24 Pierre Kalfón. Che. Ernesto Guevara, una leyenda de nuestro siglo, Plaza & Janés Editores, Barcelona (España), 1997, p. 75.
25 Jon Lee Anderson. Che Guevara. Una vida revolucionaria, Editorial anagrama, Colección Compactos, Barcelona (España), 2010, p. 20.
26 Pedro Bohorquez (cuyo verdadero apellido era Chamijo), fue un aventurero andaluz nacido en Arahal, Sevilla, en 1602. Llegó a América en 1620, atraído por el oro y la posibilidad de riquezas y después de desembarcar en Pisco (Perú), se estableció en Quinga Tambo, donde contrajo matrimonio con Ana Bonilla, muchacha indígena con algo de sangre negra, que le serviría de mucho para argumentar fábulas aventureras en el futuro. En 1629 quiso emprender una expedición al interior inexplorado de la región amazónica, en busca de la legendaria Paitití. Intentó varias expediciones al río Marañón, tratando de hallar riquezas, embaucando a varias personas para financiarlas y prometiendo cosas que sabía, no iba a poder cumplir, pero fracasó, por lo que debió alejarse de la zona. Establecido en Potosí, conoció a un clérigo de quien se dice, tomó el apellido y poco después fue enviado preso a Valdivia (Chile), de donde escapó para cruzar la cordillera de los Andes en dirección a Mendoza. En ese lugar permaneció escondido un tiempo antes de trasladarse a La Rioja y después a San Miguel de Tucumán, donde tomó contacto con los indígenas de la región, empapándose de sus costumbres y situación. Su matrimonio con una aborigen oriunda del Perú le facilitó las cosas y de esa manera, pudo convencer a los caciques locales, de que era Inca Hualpa, último descendiente de los emperadores de Cuzco y que estaba allí para liberar a las poblaciones autóctonas del yugo español y reflotar la grandeza del Tawantinsuyu. Los jefes tribales creyeron su historia y se alzaron, desencadenando la segunda rebelión calchaquí. Bohorquez estableció un efímero reino con capital en Tolombón, antiguo poblado diaguita conquistado por los incas en 1480 y liberado tras su caída, al que fortificó al estilo medieval construyendo defensas y emplazando cañones, manufacturados con madera dura de la región. Aplastado el alzamiento, la población fue arrasada y sus habitantes masacrados, deportados o reducidos a encomienda.

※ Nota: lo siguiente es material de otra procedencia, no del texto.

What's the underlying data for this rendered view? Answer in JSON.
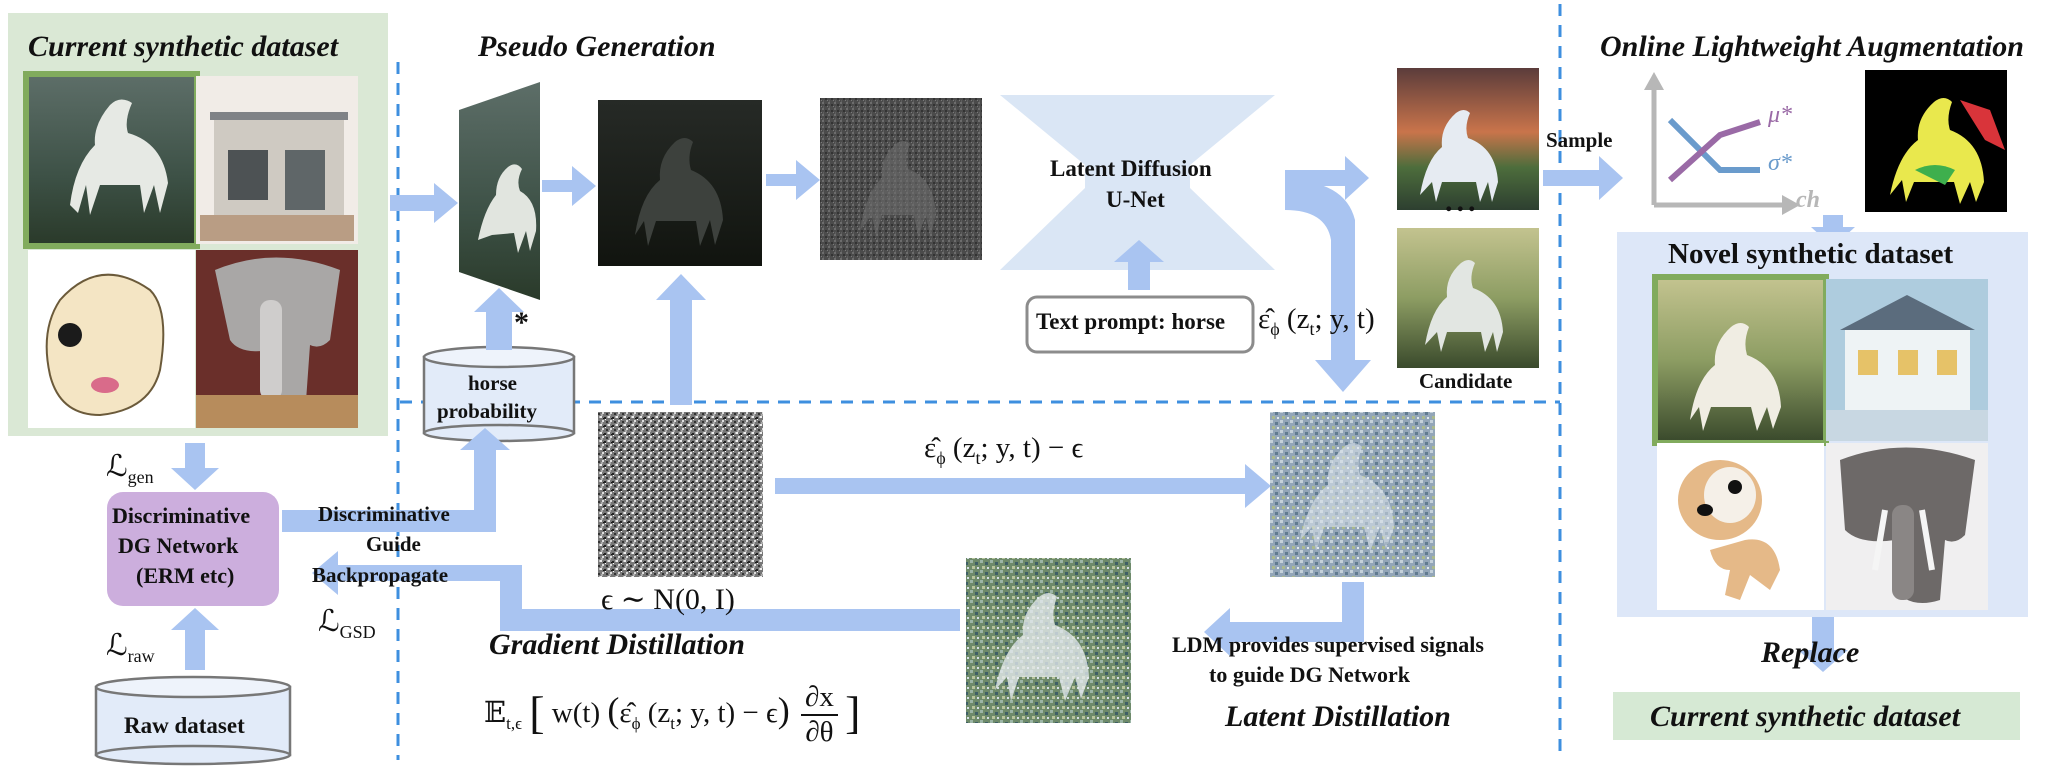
{
  "sections": {
    "current_title": "Current synthetic dataset",
    "pseudo_title": "Pseudo Generation",
    "online_title": "Online Lightweight Augmentation",
    "novel_title": "Novel synthetic dataset",
    "gradient_title": "Gradient Distillation",
    "latent_title": "Latent Distillation",
    "replace_label": "Replace",
    "bottom_current": "Current synthetic dataset"
  },
  "boxes": {
    "unet_line1": "Latent Diffusion",
    "unet_line2": "U-Net",
    "text_prompt": "Text prompt: horse",
    "horse_prob_line1": "horse",
    "horse_prob_line2": "probability",
    "dg_line1": "Discriminative",
    "dg_line2": "DG Network",
    "dg_line3": "(ERM etc)",
    "raw_dataset": "Raw dataset"
  },
  "labels": {
    "sample": "Sample",
    "candidate": "Candidate",
    "ellipsis": "...",
    "asterisk": "*",
    "disc_guide_1": "Discriminative",
    "disc_guide_2": "Guide",
    "backprop": "Backpropagate",
    "ldm_line1": "LDM provides supervised signals",
    "ldm_line2": "to guide DG Network",
    "mu": "μ*",
    "sigma": "σ*",
    "ch": "ch"
  },
  "math": {
    "eps_hat": "ε̂",
    "eps_hat_sub": "ϕ",
    "eps_hat_args": "(z",
    "eps_hat_t": "t",
    "eps_hat_rest": "; y, t)",
    "eps_minus": "− ϵ",
    "noise_dist": "ϵ ∼ N(0, I)",
    "L": "ℒ",
    "gen_sub": "gen",
    "gsd_sub": "GSD",
    "raw_sub": "raw",
    "expect": "𝔼",
    "expect_sub": "t,ϵ",
    "w_t": "w(t)",
    "partial_num": "∂x",
    "partial_den": "∂θ"
  },
  "colors": {
    "arrow": "#a9c4f1",
    "green_panel": "#dae8d5",
    "purple_box": "#ccaedd",
    "unet_fill": "#dae6f5",
    "novel_panel": "#dde7f8",
    "bottom_panel": "#d6e9d4",
    "dash": "#3e8fdf",
    "image_border_green": "#81ab5d",
    "cylinder_fill": "#e2ebf9"
  }
}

27 Se trata de un inexpugnable bastión calchaquí, célebre por su complejo sistema de murallas, defensas y torreones, en medio de un valle muy similar al Urubamba, a cuyos pies serpentea el río Santa María.
28 Al afirmar que las cumbres más elevadas de la provincia alcanzan los 6900 metros, Guevara Lynch las confunde con las de Mendoza. El pico más alto de San Juan es el cerro Mercedario, de 6700 metros de altura sobre el nivel del mar, seguido por la cordillera de La Ramada, de 6500 metros y el cerro del Nacimiento de 6493. Las montañas más altas de América se encuentran en la provincia de Mendoza, sobresaliendo entre todas el imponente Aconcagua, la más elevada del mundo, después de los Himalayas, con sus 6960 metros de altitud.